Unfortunately, this is just another example of creative arts therapists being left out of Albany’s efforts to increase access and affordability by expanding who can provide the diagnoses that patients need to get services and what licenses are covered by Medicaid.

Licensed creative arts therapists are psychotherapists who integrate music, art, dance and movement, drama, and poetry into their clinical work. We undergo rigorous training in both our creative modality and verbal psychotherapy. To qualify for my license, I earned a master’s degree at NYU including a yearlong internship at Bellevue Hospital working with some of New York’s neediest, obtained national board certification as a music therapist, and completed 1,500 hours of supervised clinical work on Rikers Island, where I developed a trauma-informed hip-hop therapy program for adolescent detainees. In the last six years, I’ve taken over 125 hours of postgraduate psychotherapy training to maintain my license. Still, Albany won’t mandate that insurance companies cover my services or allow me to provide diagnoses for patients who need them to access care.
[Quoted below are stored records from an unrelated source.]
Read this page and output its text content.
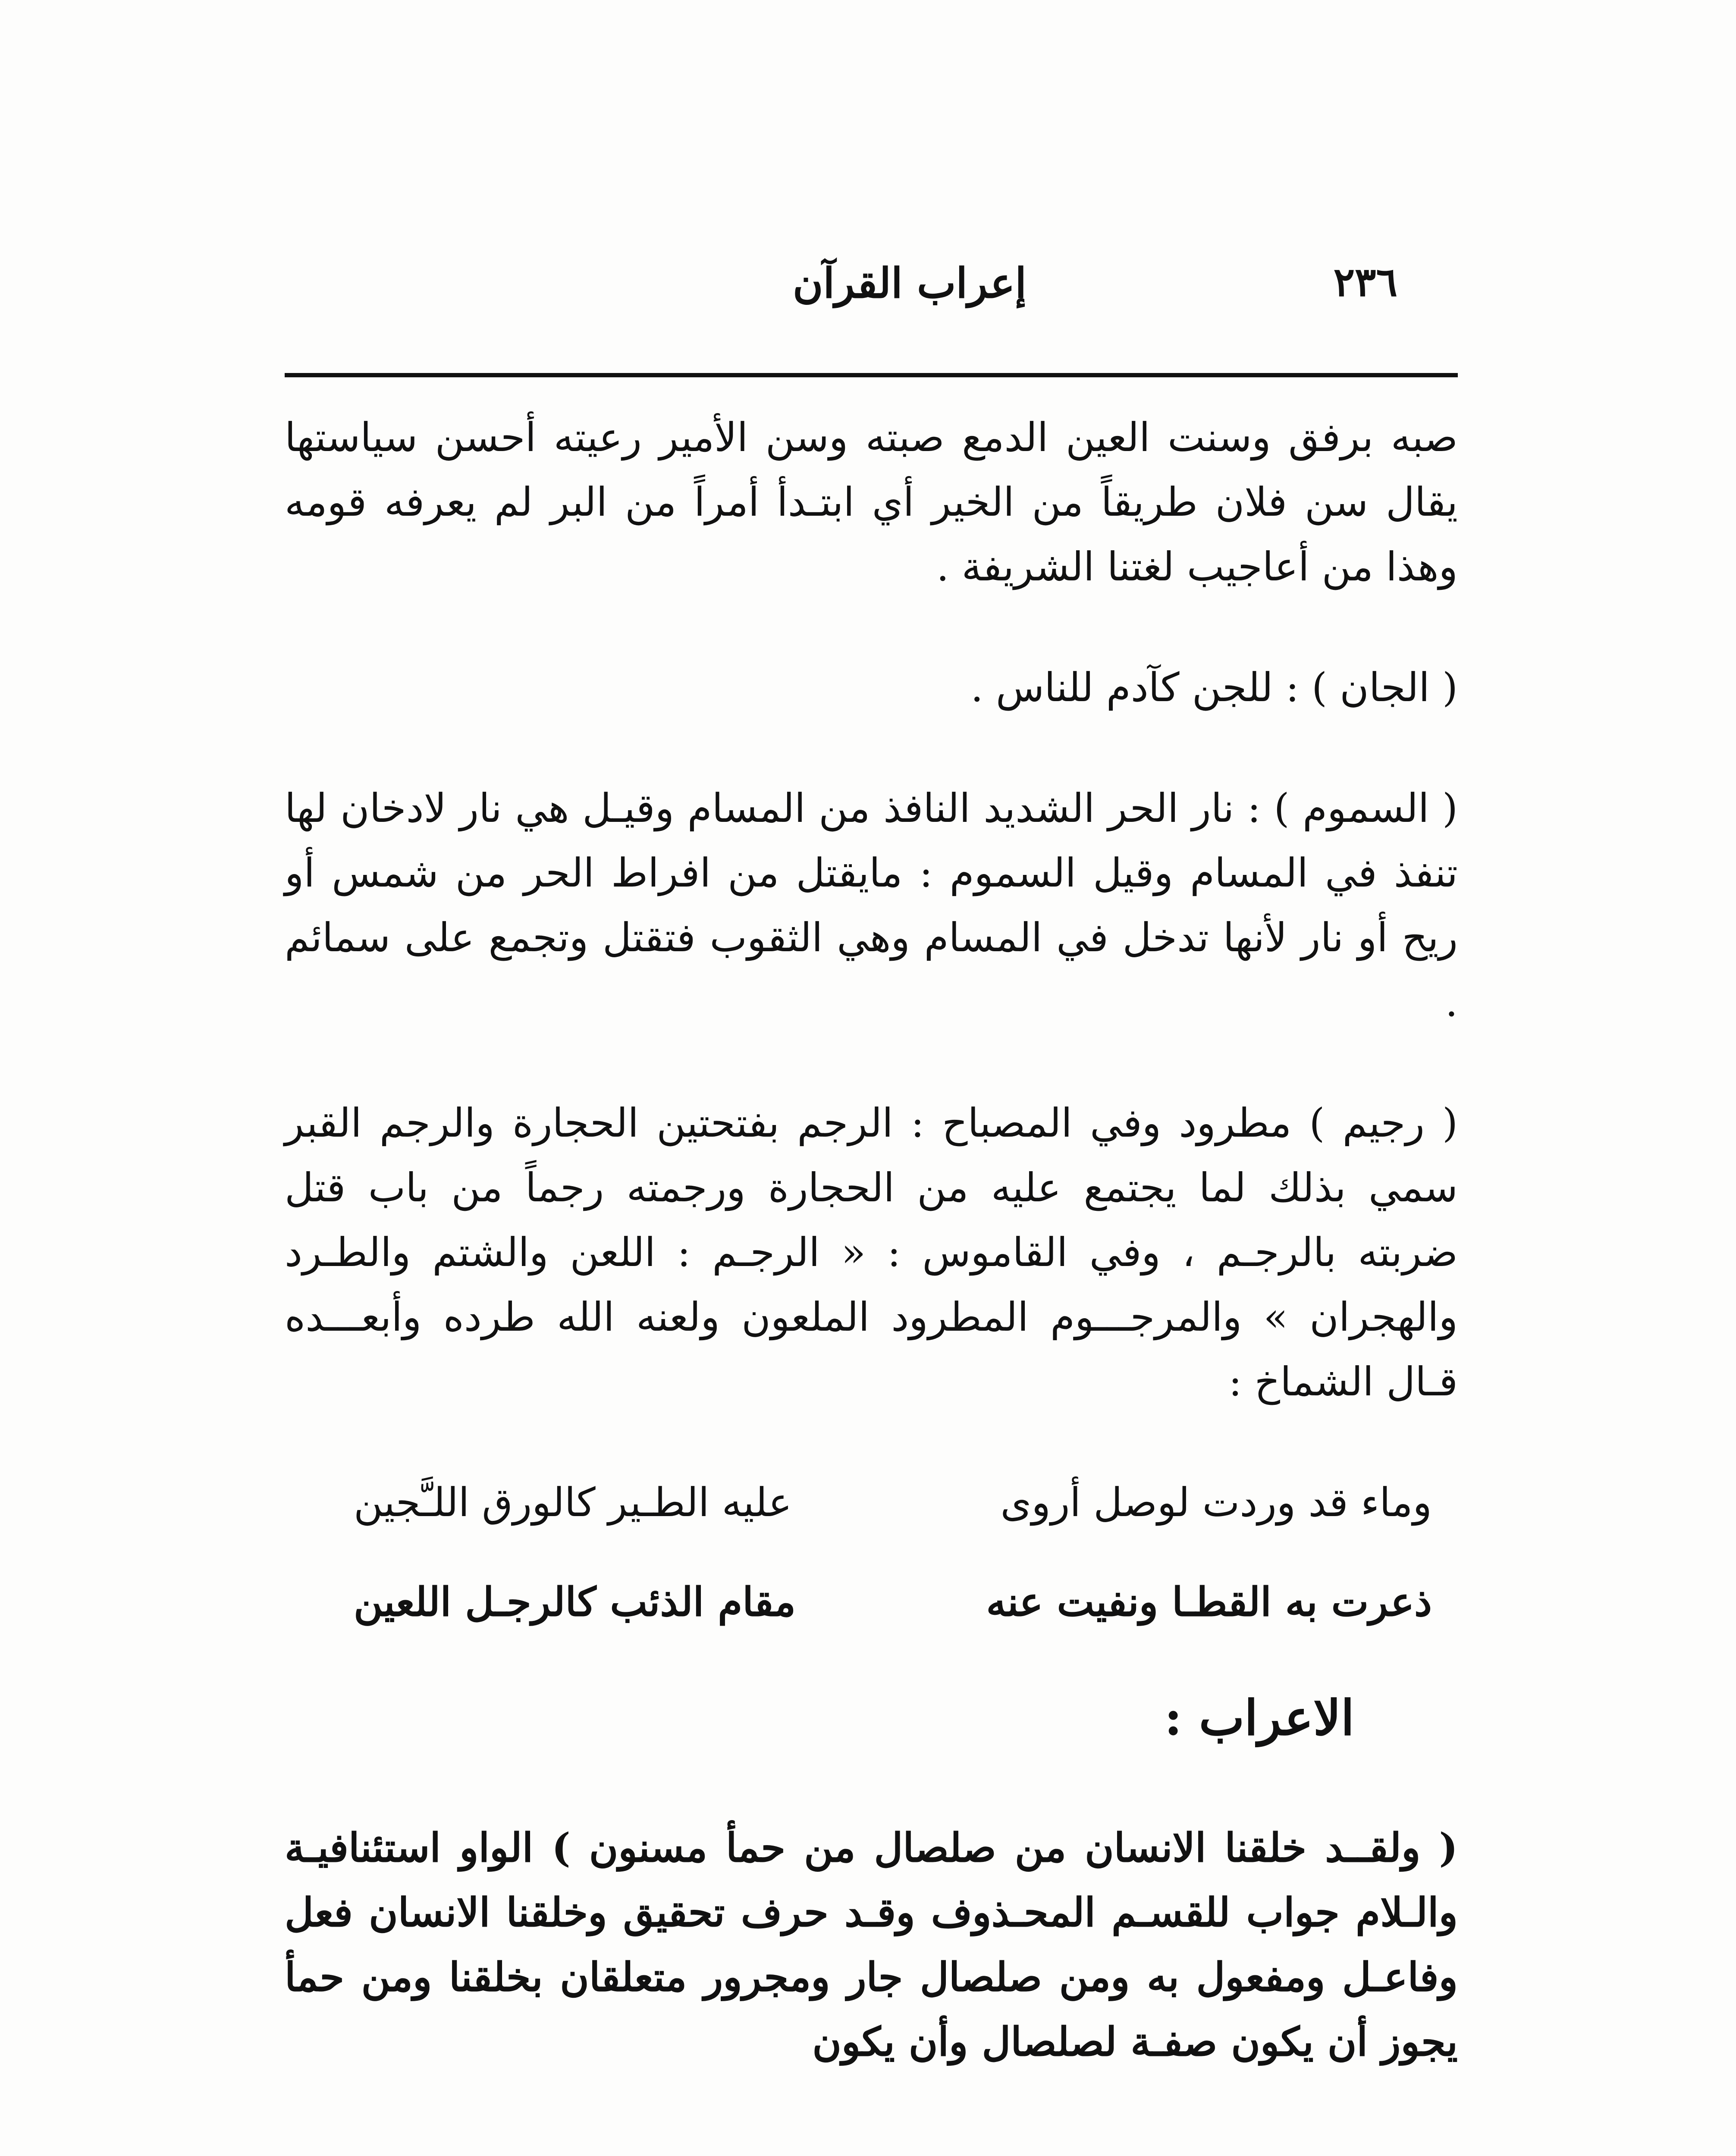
٢٣٦
إعراب القرآن

صبه برفق وسنت العين الدمع صبته وسن الأمير رعيته أحسن سياستها يقال سن فلان طريقاً من الخير أي ابتـدأ أمراً من البر لم يعرفه قومه وهذا من أعاجيب لغتنا الشريفة .

( الجان ) : للجن كآدم للناس .

( السموم ) : نار الحر الشديد النافذ من المسام وقيـل هي نار لادخان لها تنفذ في المسام وقيل السموم : مايقتل من افراط الحر من شمس أو ريح أو نار لأنها تدخل في المسام وهي الثقوب فتقتل وتجمع على سمائم .

( رجيم ) مطرود وفي المصباح : الرجم بفتحتين الحجارة والرجم القبر سمي بذلك لما يجتمع عليه من الحجارة ورجمته رجماً من باب قتل ضربته بالرجـم ، وفي القاموس : « الرجـم : اللعن والشتم والطـرد والهجران » والمرجـــوم المطرود الملعون ولعنه الله طرده وأبعـــده قـال الشماخ :

وماء قد وردت لوصل أروى
عليه الطـير كالورق اللـَّجين
ذعرت به القطـا ونفيت عنه
مقام الذئب كالرجـل اللعين
الاعراب :

( ولقــد خلقنا الانسان من صلصال من حمأ مسنون ) الواو استئنافيـة والـلام جواب للقسـم المحـذوف وقـد حرف تحقيق وخلقنا الانسان فعل وفاعـل ومفعول به ومن صلصال جار ومجرور متعلقان بخلقنا ومن حمأ يجوز أن يكون صفـة لصلصال وأن يكون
At the same time Hochul touts Albany’s renewed commitment to tackling our mental health crisis, she unnecessarily limited the number of clinicians available to New Yorkers. Sadly, the clinicians she excluded are often the ones best-suited to serving patients averse or unresponsive to other forms of therapy. This last-minute exclusion means that my patients remain at the whims of their insurance companies. If they change jobs, switch plans, or their current insurer shifts rules, they risk losing their mental health care.
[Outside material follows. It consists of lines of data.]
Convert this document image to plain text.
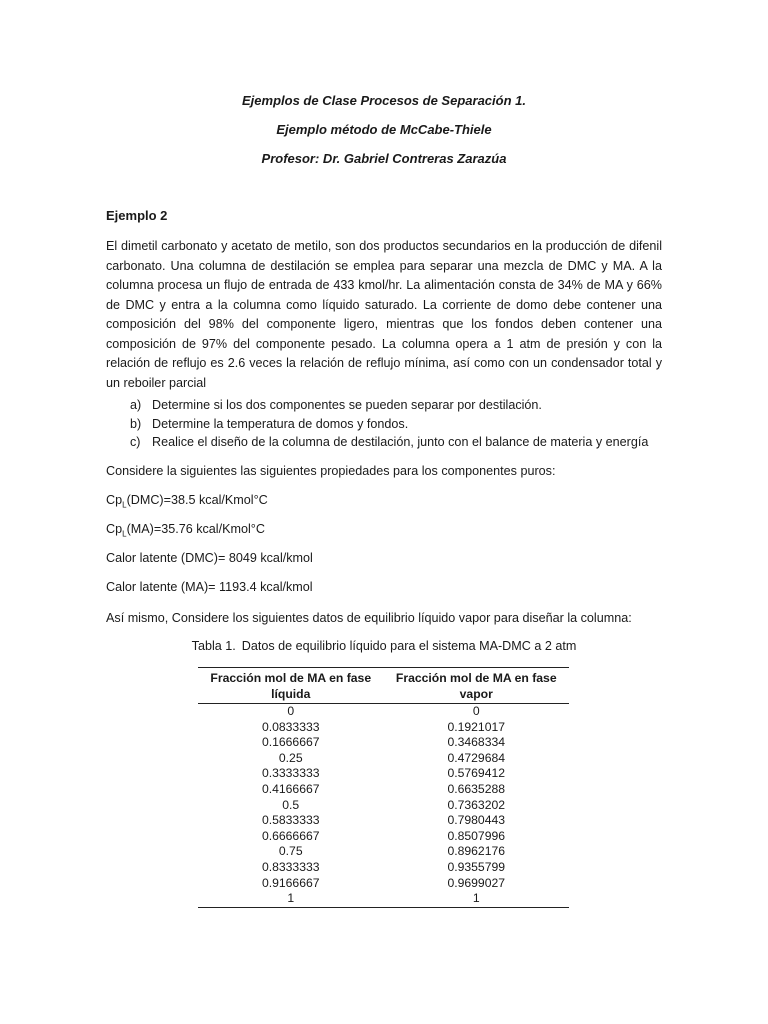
Ejemplos de Clase Procesos de Separación 1.
Ejemplo método de McCabe-Thiele
Profesor: Dr. Gabriel Contreras Zarazúa
Ejemplo 2
El dimetil carbonato y acetato de metilo, son dos productos secundarios en la producción de difenil carbonato. Una columna de destilación se emplea para separar una mezcla de DMC y MA. A la columna procesa un flujo de entrada de 433 kmol/hr. La alimentación consta de 34% de MA y 66% de DMC y entra a la columna como líquido saturado. La corriente de domo debe contener una composición del 98% del componente ligero, mientras que los fondos deben contener una composición de 97% del componente pesado. La columna opera a 1 atm de presión y con la relación de reflujo es 2.6 veces la relación de reflujo mínima, así como con un condensador total y un reboiler parcial
a) Determine si los dos componentes se pueden separar por destilación.
b) Determine la temperatura de domos y fondos.
c) Realice el diseño de la columna de destilación, junto con el balance de materia y energía
Considere la siguientes las siguientes propiedades para los componentes puros:
$Cp_L(DMC)=38.5$ kcal/Kmol°C
$Cp_L(MA)=35.76$ kcal/Kmol°C
Calor latente (DMC)= 8049 kcal/kmol
Calor latente (MA)= 1193.4 kcal/kmol
Así mismo, Considere los siguientes datos de equilibrio líquido vapor para diseñar la columna:
Tabla 1. Datos de equilibrio líquido para el sistema MA-DMC a 2 atm
Fracción mol de MA en fase líquida	Fracción mol de MA en fase vapor
0	0
0.0833333	0.1921017
0.1666667	0.3468334
0.25	0.4729684
0.3333333	0.5769412
0.4166667	0.6635288
0.5	0.7363202
0.5833333	0.7980443
0.6666667	0.8507996
0.75	0.8962176
0.8333333	0.9355799
0.9166667	0.9699027
1	1
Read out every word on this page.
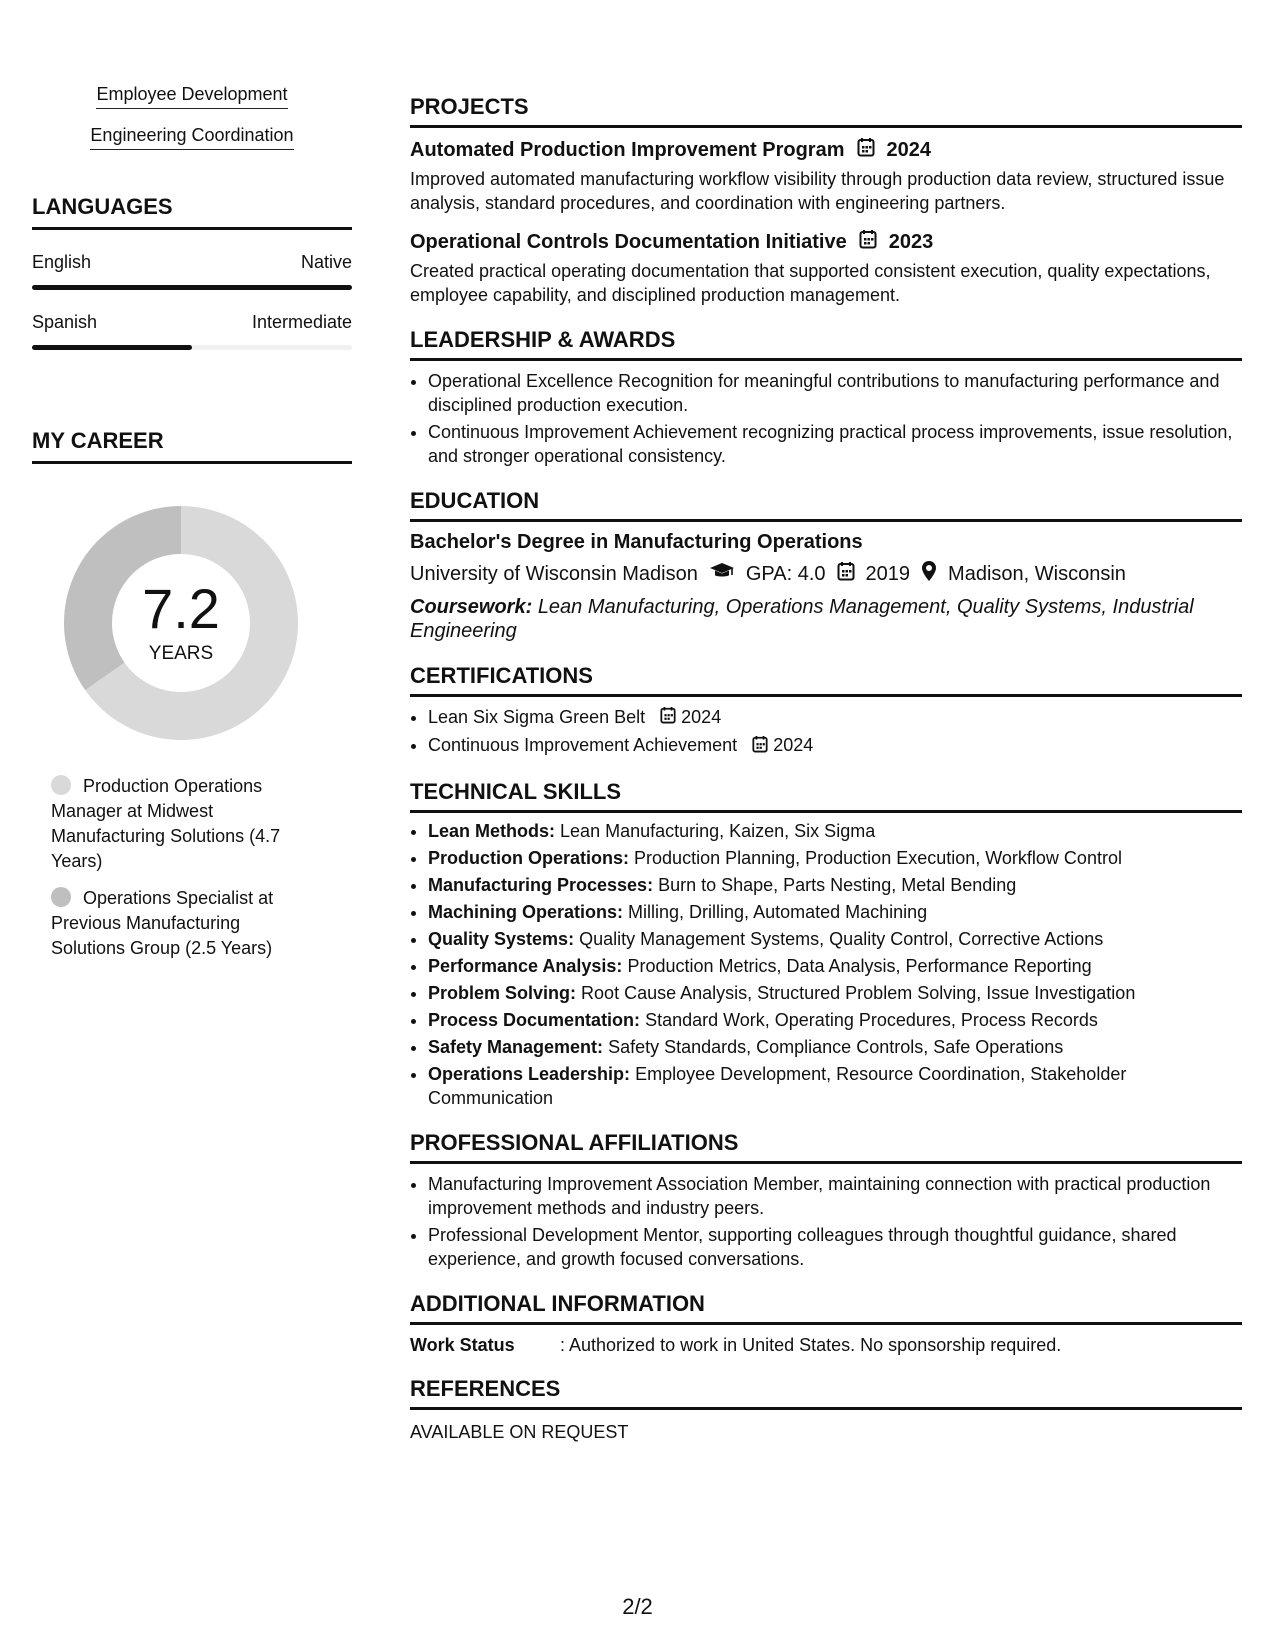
Employee Development
Engineering Coordination
LANGUAGES
English	Native
Spanish	Intermediate
MY CAREER
7.2
YEARS
Production Operations Manager at Midwest Manufacturing Solutions (4.7 Years)
Operations Specialist at Previous Manufacturing Solutions Group (2.5 Years)
PROJECTS
Automated Production Improvement Program 2024
Improved automated manufacturing workflow visibility through production data review, structured issue analysis, standard procedures, and coordination with engineering partners.
Operational Controls Documentation Initiative 2023
Created practical operating documentation that supported consistent execution, quality expectations, employee capability, and disciplined production management.
LEADERSHIP & AWARDS
• Operational Excellence Recognition for meaningful contributions to manufacturing performance and disciplined production execution.
• Continuous Improvement Achievement recognizing practical process improvements, issue resolution, and stronger operational consistency.
EDUCATION
Bachelor's Degree in Manufacturing Operations
University of Wisconsin Madison GPA: 4.0 2019 Madison, Wisconsin
Coursework: Lean Manufacturing, Operations Management, Quality Systems, Industrial Engineering
CERTIFICATIONS
• Lean Six Sigma Green Belt 2024
• Continuous Improvement Achievement 2024
TECHNICAL SKILLS
• Lean Methods: Lean Manufacturing, Kaizen, Six Sigma
• Production Operations: Production Planning, Production Execution, Workflow Control
• Manufacturing Processes: Burn to Shape, Parts Nesting, Metal Bending
• Machining Operations: Milling, Drilling, Automated Machining
• Quality Systems: Quality Management Systems, Quality Control, Corrective Actions
• Performance Analysis: Production Metrics, Data Analysis, Performance Reporting
• Problem Solving: Root Cause Analysis, Structured Problem Solving, Issue Investigation
• Process Documentation: Standard Work, Operating Procedures, Process Records
• Safety Management: Safety Standards, Compliance Controls, Safe Operations
• Operations Leadership: Employee Development, Resource Coordination, Stakeholder Communication
PROFESSIONAL AFFILIATIONS
• Manufacturing Improvement Association Member, maintaining connection with practical production improvement methods and industry peers.
• Professional Development Mentor, supporting colleagues through thoughtful guidance, shared experience, and growth focused conversations.
ADDITIONAL INFORMATION
Work Status	: Authorized to work in United States. No sponsorship required.
REFERENCES
AVAILABLE ON REQUEST
2/2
I’ve seen firsthand how creative arts therapy can change lives. At Rikers Island, I helped adolescent detainees produce hundreds of songs telling the stories of their pain, trauma, resilience, and hope. These weren’t music lessons; they were trauma therapy sessions that used music as a safe container for the overwhelming pain and suffering that these young men held in their minds and bodies. Now, in my private practice, many clients come to me because other therapies haven’t worked or because their traumatic pasts make it hard to talk without getting overwhelmed.

I know little is simple in Albany, but this is straightforward. Extending creative arts therapists the same mandates and privileges granted to our fellow mental health practitioners would make 2,000 additional qualified clinicians available to New Yorkers in need.

We’re ready when you are, Governor.

This guest essay reflects the views of Josh Millrod, a licensed creative arts therapist and board-certified music therapist in private practice on Long Island.